Carissimi, nel dare a ciascuno il mio cordiale benvenuto, vi invito tutti a perseverare nei rispettivi impegni, diffondendo attorno a voi serenità e consolazione cristiana, specialmente alle famiglie provate dal dolore e ai sofferenti nel fisico e nello spirito. Sia la preghiera la vostra forza e il vostro quotidiano sostegno.

Rivolgo, poi, un affettuoso pensiero al gruppo di rifugiati, accompagnati dai membri del Servizio dei Gesuiti per i Rifugiati di Roma. In questa giornata, dichiarata dalle Nazioni Unite Giornata Mondiale del Rifugiato, la vostra presenza ci ricorda i 50 milioni di rifugiati e di profughi concentrati in alcune delle regioni più povere del mondo. Auspico vivamente che i responsabili delle Nazioni sappiano ricercare sollecite ed efficaci soluzioni per i problemi che sono alla base di così grandi sofferenze, garantendo l'aiuto necessario affinché le persone in esilio abbiano condizioni di vita degne di esseri umani.

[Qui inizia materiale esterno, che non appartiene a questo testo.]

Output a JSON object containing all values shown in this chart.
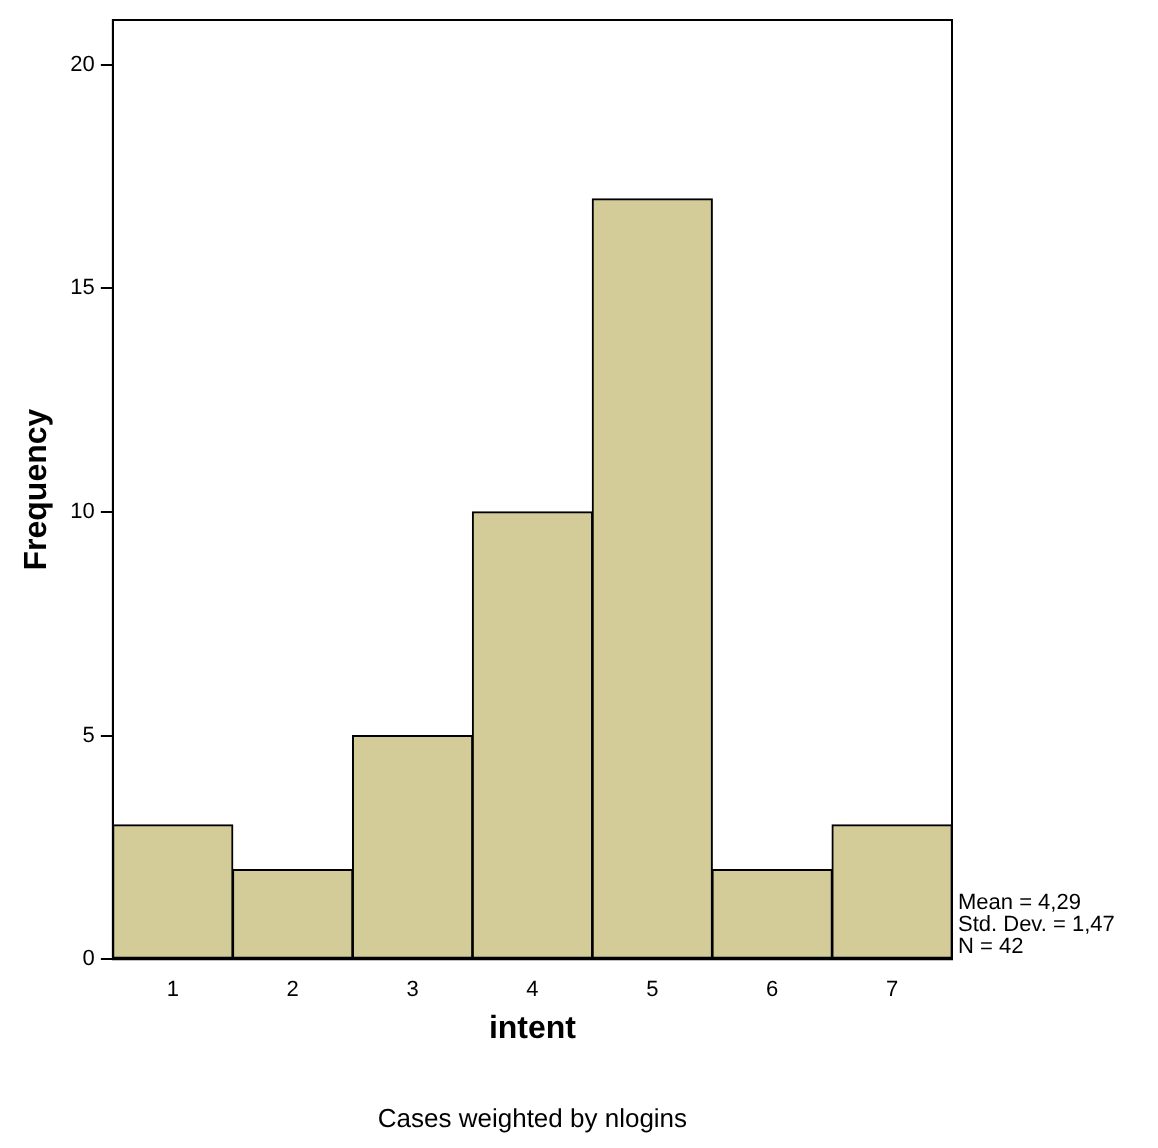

Il mio saluto va, infine, come di consueto, ai giovani, ai malati, e agli sposi novelli.

E' ancora viva l'eco della solennità del Corpo e del Sangue di Cristo, che abbiamo recentemente celebrato. Cari giovani, trovate sempre nell'Eucaristia il nutrimento della vostra vita spirituale e lasciatevi plasmare da Cristo, per essere i suoi araldi di speranza nel mondo.

Voi, cari malati, offrite la vostra sofferenza al Signore, perché continui ad estendere il suo amore nel cuore degli uomini, grazie anche alla vostra misteriosa cooperazione ai suoi salvifici patimenti.

E voi, cari sposi novelli, nel cammino che avete intrapreso accostatevi all'Eucaristia con fede sempre più viva e rinnovata, perché nutriti di Cristo siate famiglie animate da intensa vita spirituale e da concreta testimonianza cristiana.

Sabato prossimo, a Dio piacendo, mi recherò in Ucraina, a Kyiv e a Leopoli, realizzando un desiderio che da tempo porto nel cuore. Ringrazio il Signore per l'opportunità che mi offre di ripercorrere le orme dei missionari che, al termine del primo millennio dell'era cristiana, inviati dalle Chiese di Oriente e di Occidente, annunciarono il Vangelo in quella parte dell'Europa. Da allora la storia di quei popoli risulta incompleta senza il riferimento al cristianesimo.

Mi accingo ad andare in Ucraina con grande speranza. Il mio scopo è di confermare nella fede i nostri fratelli e sorelle della comunità cattolica, ed anche di promuovere l'impegno ecumenico, in obbedienza alla parola di Cristo: "Che tutti siano una sola cosa!" (Gv 17,21).

Vi invito ad accompagnarmi con la preghiera in questa mia visita pastorale, che affido alla Vergine Santa, tanto venerata in Ucraina. Sia Lei a guidare i miei passi. Sia Lei a ottenere per il Popolo ucraino una rinnovata primavera di fede e di civile progresso.